The objective of the Fuels Product Line (FPL) is to deliver an integrated set of increasingly predictive computational tools for nuclear fuel performance analysis and design. A multiscale approach to modeling and simulation has been adopted in developing the FPL toolset in which simulations of fuel performance at the engineering scale are informed by material property and behavior models developed from mesoscale simulations of microstructure evolution under irradiation, which are themselves guided and enabled by inputs of fundamental materials parameters obtained from atomistic simulations. The multiscale approach has been adopted with the conviction that by deriving fuel behavior from an instantaneous knowledge of fuel microstructure, rather than by correlating it to an empirical metric such as “burnup”, an unprecedented degree of predictability can be achieved in the nuclear fuel performance arena. BISON and MARMOT are the FPL components under development for the NEAMS ToolKit. BISON is the tool for fuel performance simulations at the engineering-scale. MARMOT is the tool for performing mesoscale simulations of microstructure evolution under irradiation, from which material property and irradiation behavior models can be derived. The atomistic simulations used to obtain direction and input data needed for the mesoscale simulations are performed by a broad spectrum of researchers using a variety of codes, most of which are publicly available.
The development and validation of BISON will enable predictions of nuclear fuel performance at the engineering scale under normal, off-normal, and accident conditions. The approach in developing BISON makes use of computational methods that allow for high-fidelity geometrical representation of fuel pins/pellets. It also makes use of highly efficient solvers to enable three-dimensional, fully-coupled multiphysics simulations (as appropriate). It is executable both on high-end desktop workstations (for engineers and designers) as well as high-performance supercomputers (for researchers).

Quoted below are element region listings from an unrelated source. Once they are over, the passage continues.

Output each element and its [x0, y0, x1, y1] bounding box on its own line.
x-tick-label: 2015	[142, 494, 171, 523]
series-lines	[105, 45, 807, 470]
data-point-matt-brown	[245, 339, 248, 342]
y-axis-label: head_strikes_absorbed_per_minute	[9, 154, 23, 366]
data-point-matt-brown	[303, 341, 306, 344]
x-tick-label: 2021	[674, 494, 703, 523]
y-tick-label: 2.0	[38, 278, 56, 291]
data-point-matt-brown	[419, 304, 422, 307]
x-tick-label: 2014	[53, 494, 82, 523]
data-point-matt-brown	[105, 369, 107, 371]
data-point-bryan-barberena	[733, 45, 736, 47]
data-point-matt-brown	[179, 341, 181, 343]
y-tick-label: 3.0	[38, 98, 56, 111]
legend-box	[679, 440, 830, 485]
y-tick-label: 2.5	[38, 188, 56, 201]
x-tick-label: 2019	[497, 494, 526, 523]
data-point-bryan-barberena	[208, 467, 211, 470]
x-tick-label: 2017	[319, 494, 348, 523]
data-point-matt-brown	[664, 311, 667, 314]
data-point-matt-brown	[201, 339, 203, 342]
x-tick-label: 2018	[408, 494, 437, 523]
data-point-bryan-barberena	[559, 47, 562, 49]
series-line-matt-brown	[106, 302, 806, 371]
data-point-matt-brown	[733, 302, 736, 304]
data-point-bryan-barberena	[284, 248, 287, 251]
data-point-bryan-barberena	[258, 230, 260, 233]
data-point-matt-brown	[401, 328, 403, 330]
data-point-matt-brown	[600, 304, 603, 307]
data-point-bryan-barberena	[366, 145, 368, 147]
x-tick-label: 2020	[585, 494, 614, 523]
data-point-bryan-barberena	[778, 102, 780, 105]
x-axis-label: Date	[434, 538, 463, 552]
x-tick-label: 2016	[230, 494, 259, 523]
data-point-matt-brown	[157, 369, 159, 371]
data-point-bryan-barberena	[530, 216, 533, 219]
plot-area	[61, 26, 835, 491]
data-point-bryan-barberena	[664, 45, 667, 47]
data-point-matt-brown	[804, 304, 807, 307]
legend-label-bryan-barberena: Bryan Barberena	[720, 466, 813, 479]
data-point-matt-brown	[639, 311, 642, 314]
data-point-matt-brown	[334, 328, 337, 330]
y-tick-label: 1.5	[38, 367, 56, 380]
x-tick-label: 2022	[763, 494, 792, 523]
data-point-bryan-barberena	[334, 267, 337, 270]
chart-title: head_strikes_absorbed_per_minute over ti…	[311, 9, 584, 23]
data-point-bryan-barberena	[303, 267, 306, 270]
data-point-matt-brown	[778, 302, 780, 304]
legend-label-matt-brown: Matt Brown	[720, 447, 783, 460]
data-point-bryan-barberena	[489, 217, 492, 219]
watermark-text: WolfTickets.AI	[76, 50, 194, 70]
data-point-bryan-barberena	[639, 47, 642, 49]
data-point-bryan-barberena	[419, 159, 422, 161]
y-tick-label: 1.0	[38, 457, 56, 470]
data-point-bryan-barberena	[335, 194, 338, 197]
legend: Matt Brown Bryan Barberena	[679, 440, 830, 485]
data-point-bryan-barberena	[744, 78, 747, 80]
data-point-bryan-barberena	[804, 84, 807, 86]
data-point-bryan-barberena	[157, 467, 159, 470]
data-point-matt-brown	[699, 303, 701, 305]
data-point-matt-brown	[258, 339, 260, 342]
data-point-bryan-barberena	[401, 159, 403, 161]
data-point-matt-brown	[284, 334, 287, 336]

BISON can couple with both the mesoscale microstructure evolution tool (MARMOT) as well as the reactor core and system tools under development by the RPL. In the early phases of development for any particular fuel system, BISON makes use of existing models for material properties and irradiation behavior that may be largely empirical in nature and have a somewhat limited range of applicability, but it is designed to easily and continuously incorporate new mechanistic, physics-based models produced by the mesoscale model development activities in order to extend its predictive capability to new fuels and operational regimes. At present BISON is most mature for simulations of oxide fuels in light water reactors, but it has rapidly developing capabilities for metallic and MOX fuels in fast reactors, TRISO particle fuels in gas reactors, and plate-type fuels for research/test reactors.
The development and validation of MARMOT will enable simulations of the microstructure evolution of nuclear fuels and materials under irradiation. MARMOT simulations are performed at the mesoscale, which is the scale at which microstructural features of materials are explicitly resolved. Development and use of MARMOT is supported with atomic-scale simulations to guide and enable the mesoscale simulations by identifying and prioritizing important mechanisms and calculating needed input parameters.
A primary objective of MARMOT development is to provide a tool that can be used to generate fundamental fuel and cladding material property and irradiation behavior models that can be up-scaled to inform the engineering-scale fuel performance tool (BISON). This capability should reduce the dependence of BISON on empirical correlations to describe the irradiation performance of nuclear fuels with a view to enabling true predictability, even into compositional or operational regimes where little or no experimental data exists. Thus, MARMOT development activities are primarily focused on supporting the development of BISON, over time making it increasingly predictive.